La principale vertue de ces courbes d’apparence scientifique est pédagogique. Il ne faut pas leur faire dire ce qu’elles ne peuvent pas dire. Par exemple, contrairement à ce que prétendent certaines approches excessivement instrumentales, on ne peut pas mesurer le retour sur investissement d’une démarche d’accompagnement du changement. Cela nécessiterait de savoir ce qui se serait passé si on n’avait rien fait. Or, comme le joueur d’échec qui une fois sa pièce posée ne peut la reprendre, en management, on ne joue qu’une fois ! Il n’y a pas de retour possible ! Le changement ne fait pas exception.

L’effet boule de neige

Le déploiement d’une nouvelle organisation nécessite la mise en œuvre de plusieurs projets. Il est pertinent de les inscrire dans des référents temporels différents : court, moyen et long terme. Cela permet de favoriser la dynamique du changement. Au-delà de leur horizon temporel, il n’est souvent pas envisageable de lancer tous les projets de mise en œuvre en même temps. Il faut donc les prioriser. L’ordonnancement de certains est fortement contraint : le projet N ne peut pas débuter tant que le projet M n’est pas complètement achevé. Mais, dans d’autres cas, la latitude de choix est plus importante.

Le séquencement résulte d’une priorisation à effectuer. Deux critères viennent naturellement à l’esprit :

  • le souhaitable au sens de ce qui est le plus important ;
  • le possible, c’est-à-dire celui qui, compte tenu des résistances et des oppositions escomptées, a le plus de chance de ne pas capoter.

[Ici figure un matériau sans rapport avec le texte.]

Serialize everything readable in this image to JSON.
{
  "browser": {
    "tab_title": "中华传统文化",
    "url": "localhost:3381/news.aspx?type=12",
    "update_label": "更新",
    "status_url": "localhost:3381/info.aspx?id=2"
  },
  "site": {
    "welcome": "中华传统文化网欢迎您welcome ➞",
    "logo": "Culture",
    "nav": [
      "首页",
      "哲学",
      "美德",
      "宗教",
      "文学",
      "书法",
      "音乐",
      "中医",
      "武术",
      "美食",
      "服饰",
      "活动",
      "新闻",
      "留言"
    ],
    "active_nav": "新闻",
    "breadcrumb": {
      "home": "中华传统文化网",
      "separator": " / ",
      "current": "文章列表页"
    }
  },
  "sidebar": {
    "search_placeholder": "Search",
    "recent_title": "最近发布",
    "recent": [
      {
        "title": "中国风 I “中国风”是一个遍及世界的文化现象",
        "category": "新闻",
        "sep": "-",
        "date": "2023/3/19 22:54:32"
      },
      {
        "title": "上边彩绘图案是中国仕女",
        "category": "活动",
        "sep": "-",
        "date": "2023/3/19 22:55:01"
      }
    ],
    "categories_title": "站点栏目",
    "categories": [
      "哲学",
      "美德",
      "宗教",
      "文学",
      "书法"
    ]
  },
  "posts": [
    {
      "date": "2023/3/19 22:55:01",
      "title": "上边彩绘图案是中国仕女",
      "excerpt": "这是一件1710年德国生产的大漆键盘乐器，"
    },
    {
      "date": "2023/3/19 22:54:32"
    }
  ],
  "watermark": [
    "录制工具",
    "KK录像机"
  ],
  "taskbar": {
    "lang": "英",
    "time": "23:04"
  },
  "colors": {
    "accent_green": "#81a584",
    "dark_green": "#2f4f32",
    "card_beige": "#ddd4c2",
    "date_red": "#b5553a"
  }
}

Les projets à la fois souhaitables et possibles constituent, évidemment, les priorités. Mais après eux, doit-on prioriser plutôt les projets souhaitables et peu possibles, ou l’inverse ?

Dans une grande majorité de cas, il convient de privilégier le possible sur le souhaitable. Cela favorise l’émergence ou le renforcement d’un effet « boule de neige ».

Dans la gestion du portefeuille de projets, il ne faut pas hésiter à arrêter ceux qui s’enlisent et ne débouchent pas suffisamment rapidement sur des résultats tangibles. Il faut également raisonner par grappes à partir des projets qui produisent des effets significatifs. Un projet qui a abouti peut se décliner en plusieurs projets adjacents qui bénéficieront de la dynamique associée à son succès.

Dans ce processus, comme dans tout changement, il est primordial d’avancer, de rester en mouvement. L’immobilisme, les longues périodes de silence et d’absence sont, en général, nuisibles à sa dynamique. Il faut éviter tout enchaînement « On / Off », et, autant que faire se peut, garder un rythme qui, lui, doit varier : rapide à certains moments, plus lent à d’autres ! La dynamique du changement résulte de la variation des rythmes. Mais, à chaque arrêt, on prend le risque de ne pas repartir, donc de s’enliser.

Avancer n’est pas toujours suffisant pour entretenir une réelle dynamique de changement. Pour cela, il faut également reconnaître les efforts fournis, en particulier en célébrant les « quick wins », les petites victoires, parfois chèrement acquises.